Scheduled backfills are useful for:
- Keeping BigQuery data up-to-date with Firestore
- Regular analytics data refreshes
- Nightly batch processing workflows
Dataflow Settings
Fireconduit uses Google Cloud Dataflow to execute backfill jobs. You can configure Dataflow settings to optimize performance and cost.
Region
The GCP region where Dataflow jobs run. Choose a region close to your Firestore and BigQuery resources to minimize latency. Common choices include:
us-central1us-east1europe-west1asia-northeast1
Worker Machine Type
The Compute Engine machine type for Dataflow workers. This affects processing speed and cost:
| Machine Type | vCPUs | Memory | Use Case |
|---|---|---|---|
n1-standard-1 | 1 | 3.75 GB | Small collections, cost-sensitive |
n1-standard-2 | 2 | 7.5 GB | Medium collections, balanced |
n1-standard-4 | 4 | 15 GB | Large collections, faster processing |
The default n1-standard-1 works well for most use cases.
Maximum Workers
The maximum number of worker instances Dataflow can scale up to. More workers mean faster processing but higher cost:
- 1-3 workers: Good for small to medium collections (< 1M documents)

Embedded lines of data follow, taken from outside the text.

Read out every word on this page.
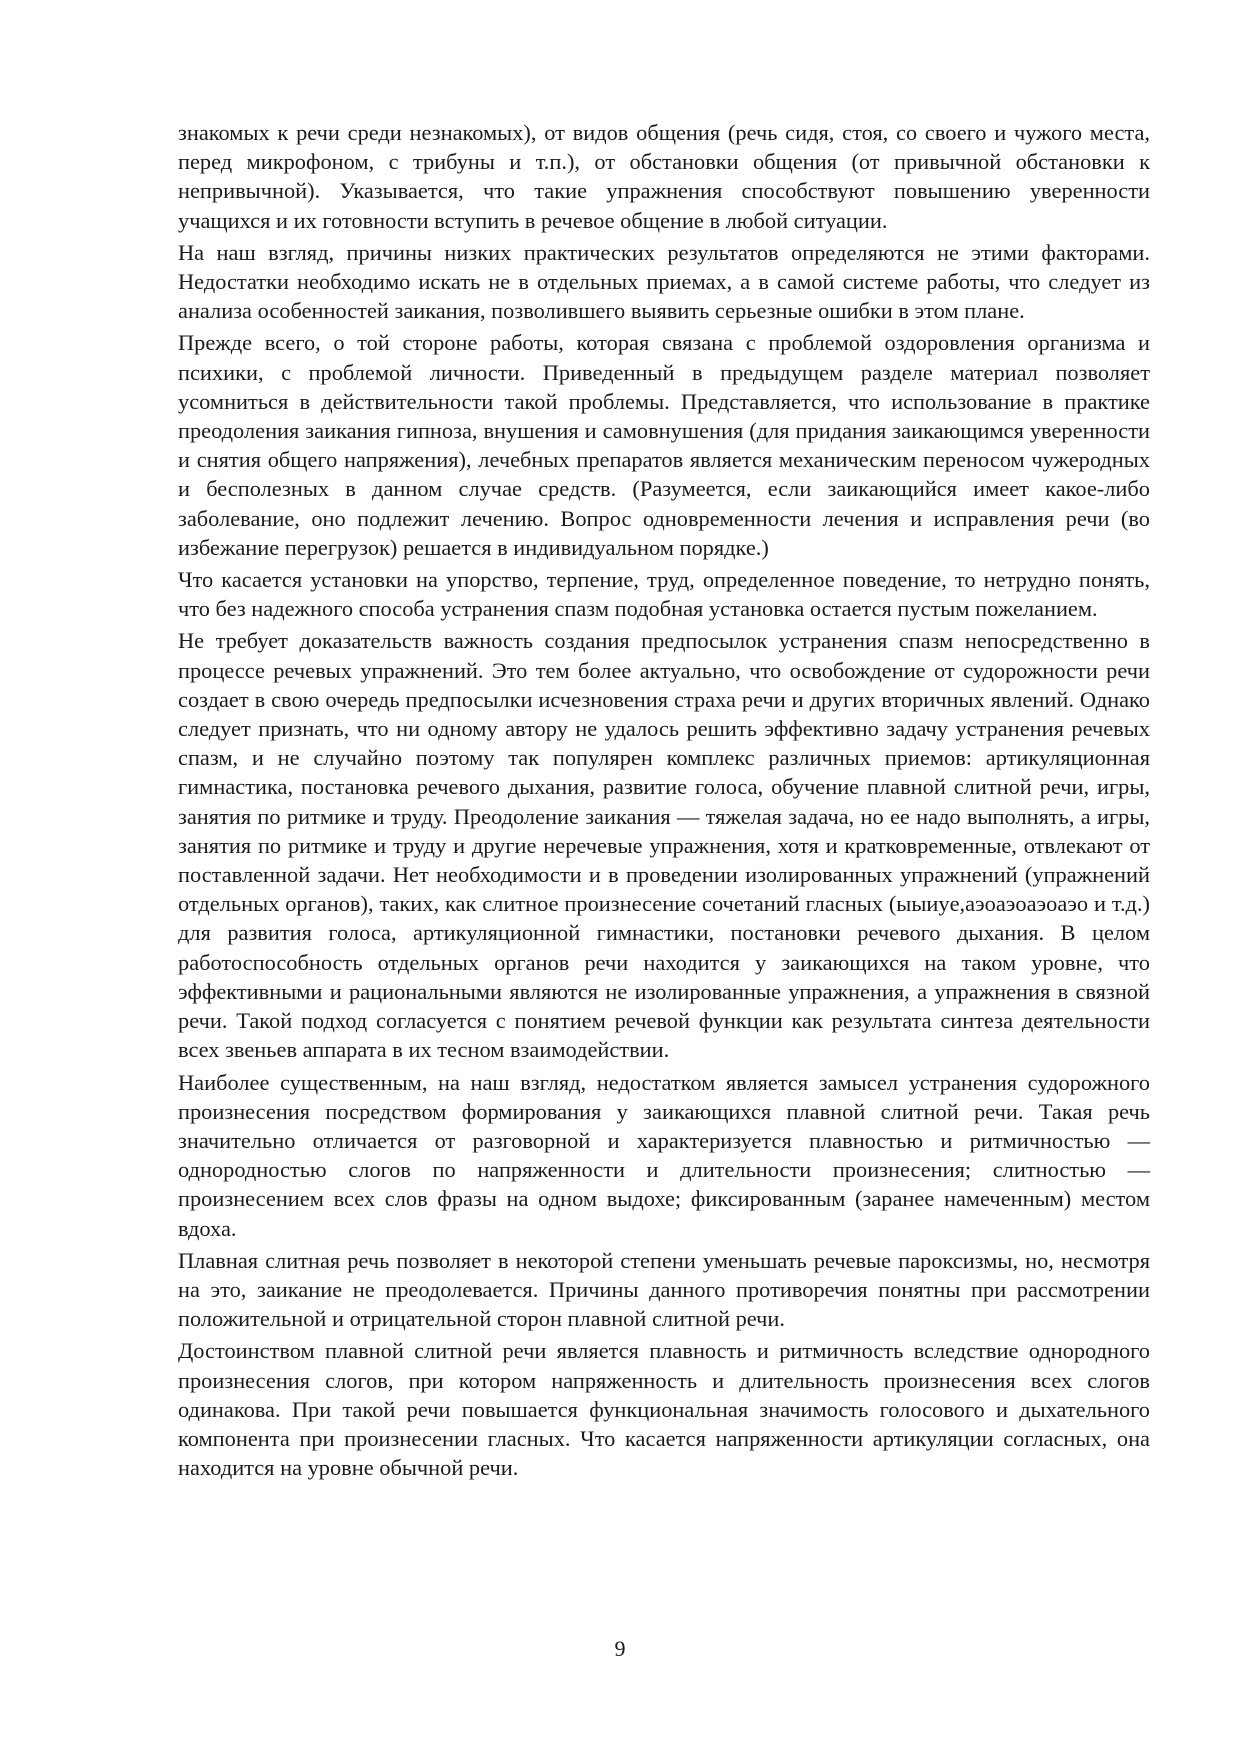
знакомых к речи среди незнакомых), от видов общения (речь сидя, стоя, со своего и чужого места, перед микрофоном, с трибуны и т.п.), от обстановки общения (от привычной обстановки к непривычной). Указывается, что такие упражнения способствуют повышению уверенности учащихся и их готовности вступить в речевое общение в любой ситуации.

На наш взгляд, причины низких практических результатов определяются не этими факторами. Недостатки необходимо искать не в отдельных приемах, а в самой системе работы, что следует из анализа особенностей заикания, позволившего выявить серьезные ошибки в этом плане.

Прежде всего, о той стороне работы, которая связана с проблемой оздоровления организма и психики, с проблемой личности. Приведенный в предыдущем разделе материал позволяет усомниться в действительности такой проблемы. Представляется, что использование в практике преодоления заикания гипноза, внушения и самовнушения (для придания заикающимся уверенности и снятия общего напряжения), лечебных препаратов является механическим переносом чужеродных и бесполезных в данном случае средств. (Разумеется, если заикающийся имеет какое-либо заболевание, оно подлежит лечению. Вопрос одновременности лечения и исправления речи (во избежание перегрузок) решается в индивидуальном порядке.)

Что касается установки на упорство, терпение, труд, определенное поведение, то нетрудно понять, что без надежного способа устранения спазм подобная установка остается пустым пожеланием.

Не требует доказательств важность создания предпосылок устранения спазм непосредственно в процессе речевых упражнений. Это тем более актуально, что освобождение от судорожности речи создает в свою очередь предпосылки исчезновения страха речи и других вторичных явлений. Однако следует признать, что ни одному автору не удалось решить эффективно задачу устранения речевых спазм, и не случайно поэтому так популярен комплекс различных приемов: артикуляционная гимнастика, постановка речевого дыхания, развитие голоса, обучение плавной слитной речи, игры, занятия по ритмике и труду. Преодоление заикания — тяжелая задача, но ее надо выполнять, а игры, занятия по ритмике и труду и другие неречевые упражнения, хотя и кратковременные, отвлекают от поставленной задачи. Нет необходимости и в проведении изолированных упражнений (упражнений отдельных органов), таких, как слитное произнесение сочетаний гласных (ыыиye,аэоаэоаэоаэо и т.д.) для развития голоса, артикуляционной гимнастики, постановки речевого дыхания. В целом работоспособность отдельных органов речи находится у заикающихся на таком уровне, что эффективными и рациональными являются не изолированные упражнения, а упражнения в связной речи. Такой подход согласуется с понятием речевой функции как результата синтеза деятельности всех звеньев аппарата в их тесном взаимодействии.

Наиболее существенным, на наш взгляд, недостатком является замысел устранения судорожного произнесения посредством формирования у заикающихся плавной слитной речи. Такая речь значительно отличается от разговорной и характеризуется плавностью и ритмичностью — однородностью слогов по напряженности и длительности произнесения; слитностью — произнесением всех слов фразы на одном выдохе; фиксированным (заранее намеченным) местом вдоха.

Плавная слитная речь позволяет в некоторой степени уменьшать речевые пароксизмы, но, несмотря на это, заикание не преодолевается. Причины данного противоречия понятны при рассмотрении положительной и отрицательной сторон плавной слитной речи.

Достоинством плавной слитной речи является плавность и ритмичность вследствие однородного произнесения слогов, при котором напряженность и длительность произнесения всех слогов одинакова. При такой речи повышается функциональная значимость голосового и дыхательного компонента при произнесении гласных. Что касается напряженности артикуляции согласных, она находится на уровне обычной речи.

9
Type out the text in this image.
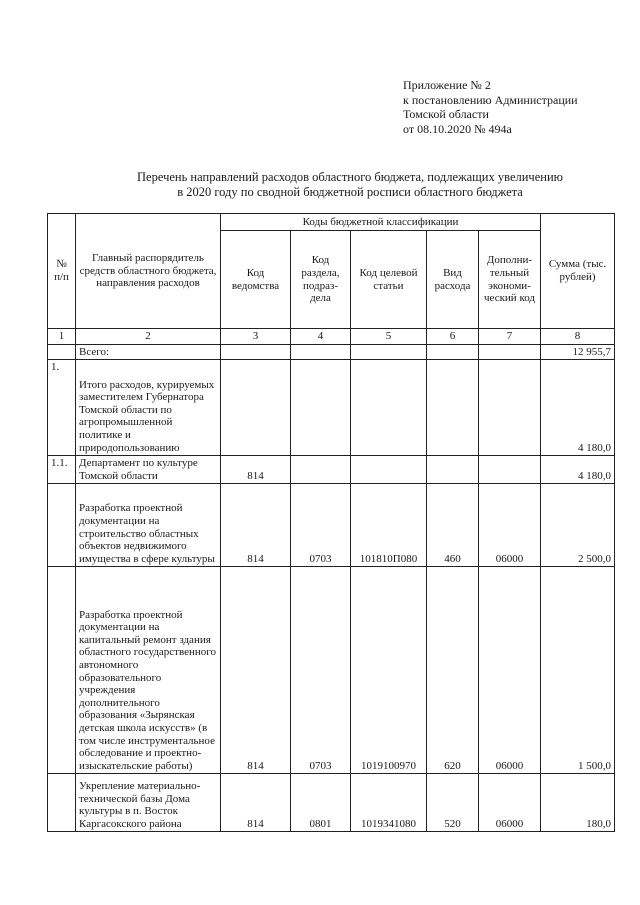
Приложение № 2
к постановлению Администрации
Томской области
от 08.10.2020 № 494а
Перечень направлений расходов областного бюджета, подлежащих увеличению
в 2020 году по сводной бюджетной росписи областного бюджета
№ п/п	Главный распорядитель средств областного бюджета, направления расходов	Коды бюджетной классификации					Сумма (тыс. рублей)
		Код ведомства	Код раздела, подраз-дела	Код целевой статьи	Вид расхода	Дополни-тельный экономи-ческий код	
1	2	3	4	5	6	7	8
	Всего:						12 955,7
1.	Итого расходов, курируемых заместителем Губернатора Томской области по агропромышленной политике и природопользованию						4 180,0
1.1.	Департамент по культуре Томской области	814					4 180,0
	Разработка проектной документации на строительство областных объектов недвижимого имущества в сфере культуры	814	0703	101810П080	460	06000	2 500,0
	Разработка проектной документации на капитальный ремонт здания областного государственного автономного образовательного учреждения дополнительного образования «Зырянская детская школа искусств» (в том числе инструментальное обследование и проектно-изыскательские работы)	814	0703	1019100970	620	06000	1 500,0
	Укрепление материально-технической базы Дома культуры в п. Восток Каргасокского района	814	0801	1019341080	520	06000	180,0
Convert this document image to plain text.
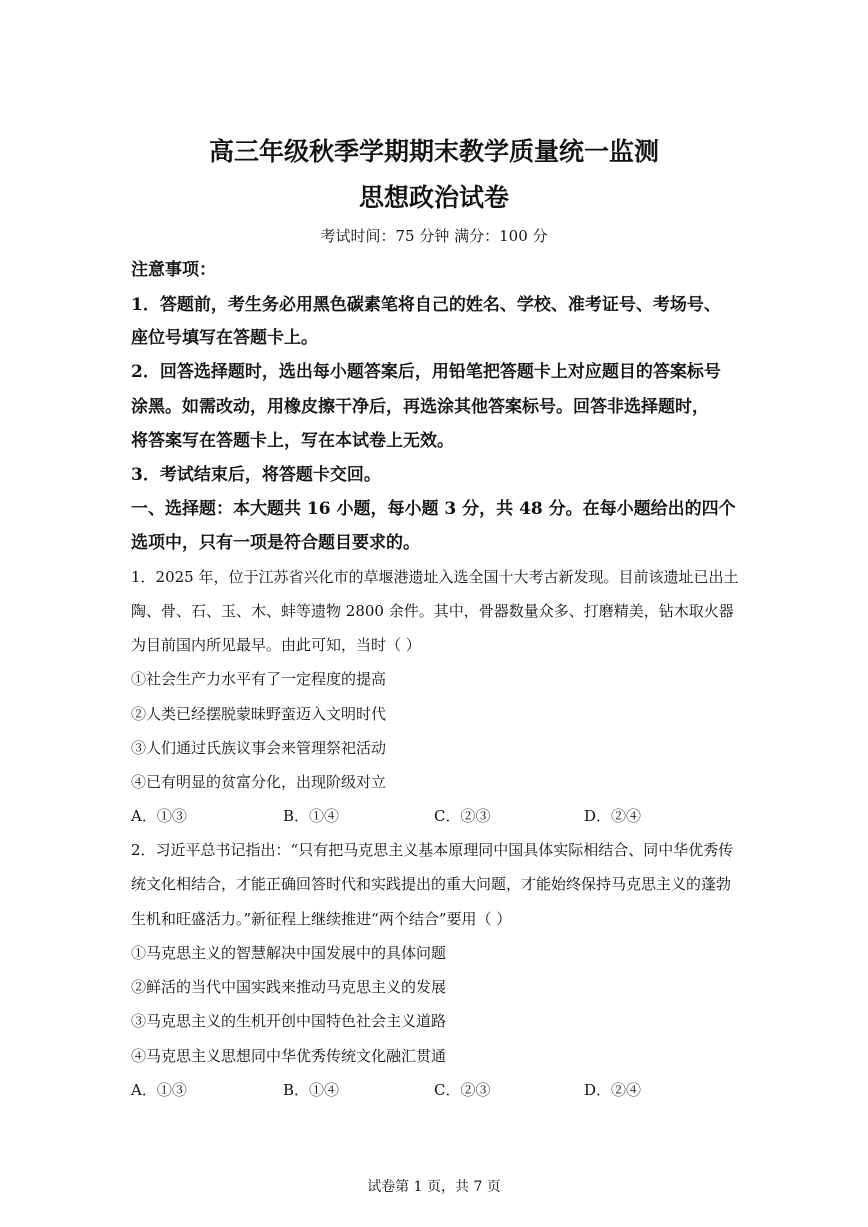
高三年级秋季学期期末教学质量统一监测
思想政治试卷
考试时间：75 分钟 满分：100 分
注意事项：
1．答题前，考生务必用黑色碳素笔将自己的姓名、学校、准考证号、考场号、
座位号填写在答题卡上。
2．回答选择题时，选出每小题答案后，用铅笔把答题卡上对应题目的答案标号
涂黑。如需改动，用橡皮擦干净后，再选涂其他答案标号。回答非选择题时，
将答案写在答题卡上，写在本试卷上无效。
3．考试结束后，将答题卡交回。
一、选择题：本大题共 16 小题，每小题 3 分，共 48 分。在每小题给出的四个
选项中，只有一项是符合题目要求的。
1．2025 年，位于江苏省兴化市的草堰港遗址入选全国十大考古新发现。目前该遗址已出土
陶、骨、石、玉、木、蚌等遗物 2800 余件。其中，骨器数量众多、打磨精美，钻木取火器
为目前国内所见最早。由此可知，当时（ ）
①社会生产力水平有了一定程度的提高
②人类已经摆脱蒙昧野蛮迈入文明时代
③人们通过氏族议事会来管理祭祀活动
④已有明显的贫富分化，出现阶级对立
A．①③	B．①④	C．②③	D．②④
2．习近平总书记指出：“只有把马克思主义基本原理同中国具体实际相结合、同中华优秀传
统文化相结合，才能正确回答时代和实践提出的重大问题，才能始终保持马克思主义的蓬勃
生机和旺盛活力。”新征程上继续推进“两个结合”要用（ ）
①马克思主义的智慧解决中国发展中的具体问题
②鲜活的当代中国实践来推动马克思主义的发展
③马克思主义的生机开创中国特色社会主义道路
④马克思主义思想同中华优秀传统文化融汇贯通
A．①③	B．①④	C．②③	D．②④
试卷第 1 页，共 7 页
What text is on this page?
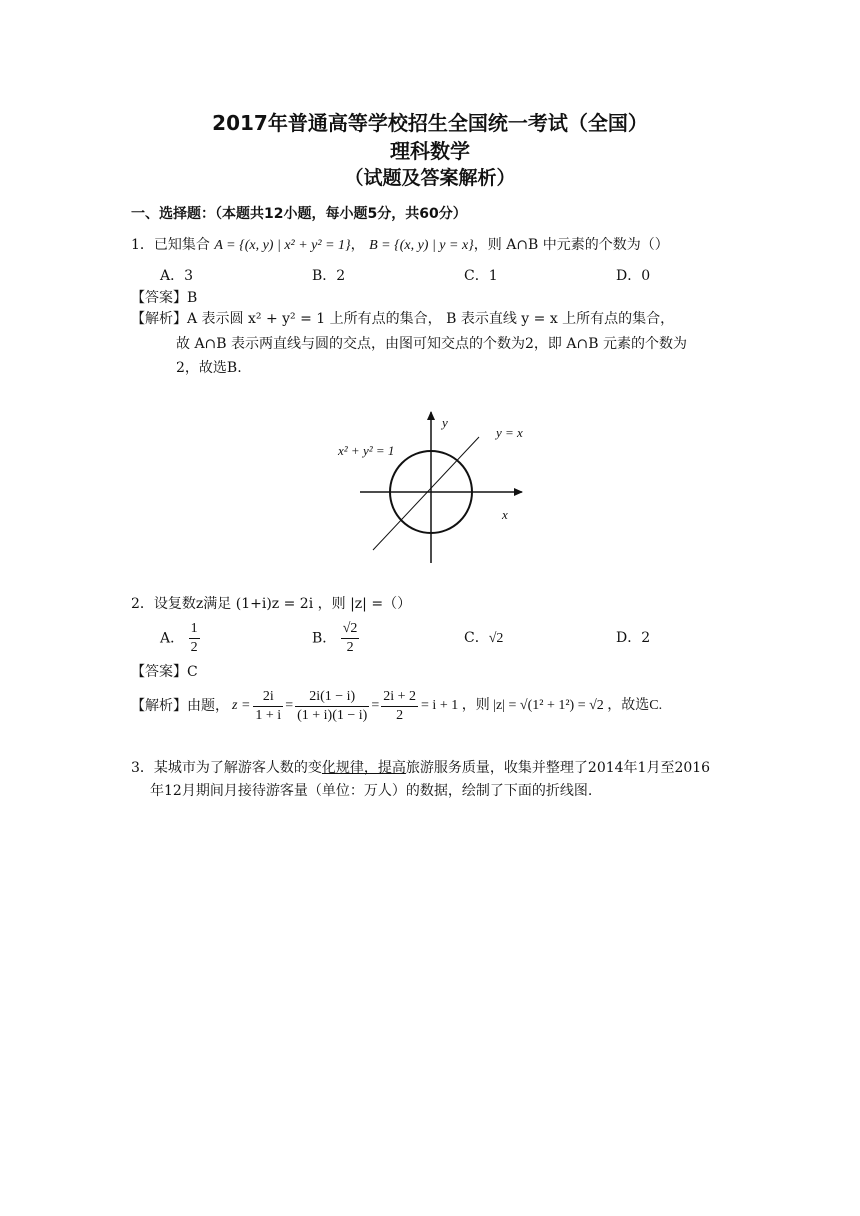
2017年普通高等学校招生全国统一考试（全国）
理科数学
（试题及答案解析）
一、选择题：（本题共12小题，每小题5分，共60分）
1．已知集合 A = {(x, y) | x² + y² = 1}， B = {(x, y) | y = x}，则 A∩B 中元素的个数为（）
A．3	B．2	C．1	D．0
【答案】B
【解析】A 表示圆 x² + y² = 1 上所有点的集合， B 表示直线 y = x 上所有点的集合，
故 A∩B 表示两直线与圆的交点，由图可知交点的个数为2，即 A∩B 元素的个数为
2，故选B.
x² + y² = 1
y = x
x
y
2．设复数z满足 (1+i)z = 2i ，则 |z| =（）
A． $\frac{1}{2}$	B． $\frac{√2}{2}$	C．√2	D．2
【答案】C
【解析】 由题， $z = \frac{2i}{1 + i} = \frac{2i(1 - i)}{(1 + i)(1 - i)} = \frac{2i + 2}{2} = i + 1$ ，则 |z| = √(1² + 1²) = √2 ，故选C.
3．某城市为了解游客人数的变化规律，提高旅游服务质量，收集并整理了2014年1月至2016
年12月期间月接待游客量（单位：万人）的数据，绘制了下面的折线图.
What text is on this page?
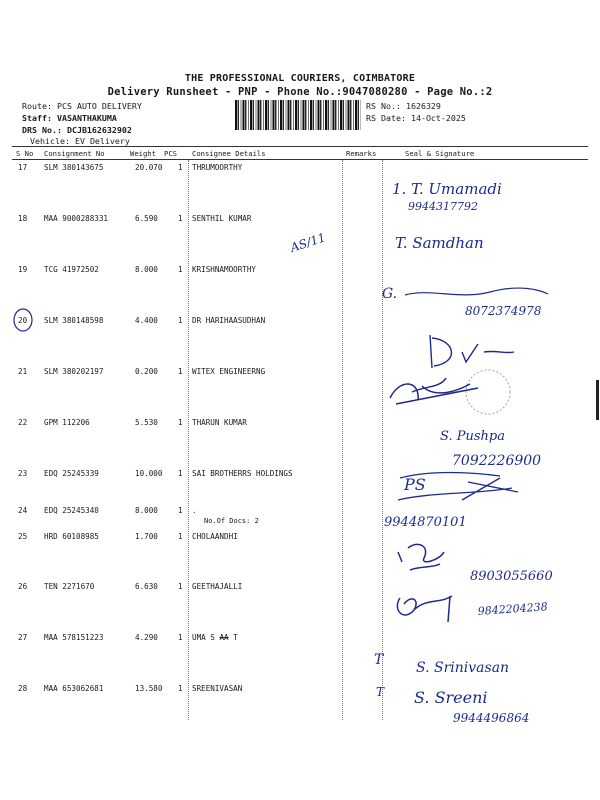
THE PROFESSIONAL COURIERS, COIMBATORE
Delivery Runsheet - PNP - Phone No.:9047080280 - Page No.:2
Route: PCS AUTO DELIVERY
Staff: VASANTHAKUMA
DRS No.: DCJB162632902
Vehicle: EV Delivery
RS No.: 1626329
RS Date: 14-Oct-2025
S No Consignment No	Weight PCS Consignee Details	Remarks	Seal & Signature
17 SLM 380143675	20.070 1 THRUMOORTHY
18 MAA 9000288331	6.590	1 SENTHIL KUMAR
19 TCG 41972502	8.000	1 KRISHNAMOORTHY
20 SLM 380148598	4.400	1 DR HARIHAASUDHAN
21 SLM 380202197	0.200	1 WITEX ENGINEERNG
22 GPM 112206	5.530	1 THARUN KUMAR
23 EDQ 25245339	10.000 1 SAI BROTHERRS HOLDINGS
24 EDQ 25245340	8.000	1 .
No.Of Docs: 2
25 HRD 60108985	1.700	1 CHOLAANDHI
26 TEN 2271670	6.630	1 GEETHAJALLI
27 MAA 578151223	4.290	1 UMA S AA T
28 MAA 653062681	13.580 1 SREENIVASAN
1. T. Umamadi
9944317792
AS/11	T. Samdhan
G.
8072374978
S. Pushpa
7092226900
PS
9944870101
8903055660
9842204238
T S. Srinivasan
T S. Sreeni
9944496864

- 5-10 workers: Better for large collections (1M+ documents)
- 10+ workers: For very large collections requiring fast processing
Dataflow autoscales based on workload, so setting a higher max doesn’t guarantee higher costs—it just allows the system to scale up when needed.
Best Practices
Start Small
When setting up a new pipeline, start with conservative Dataflow settings (1 max worker, n1-standard-1). Run a test backfill and monitor performance before scaling up.
Match Regions
Keep your Firestore database, BigQuery dataset, and Dataflow region in the same geographic area to minimize data transfer costs and latency.
Consider Schedule Timing
If using scheduled triggers, consider when your data is most stable. Running backfills during off-peak hours can reduce impact on production workloads.
Monitor Costs
Dataflow charges are based on worker time. For large collections, monitor your first few backfills to understand typical costs before committing to frequent schedules.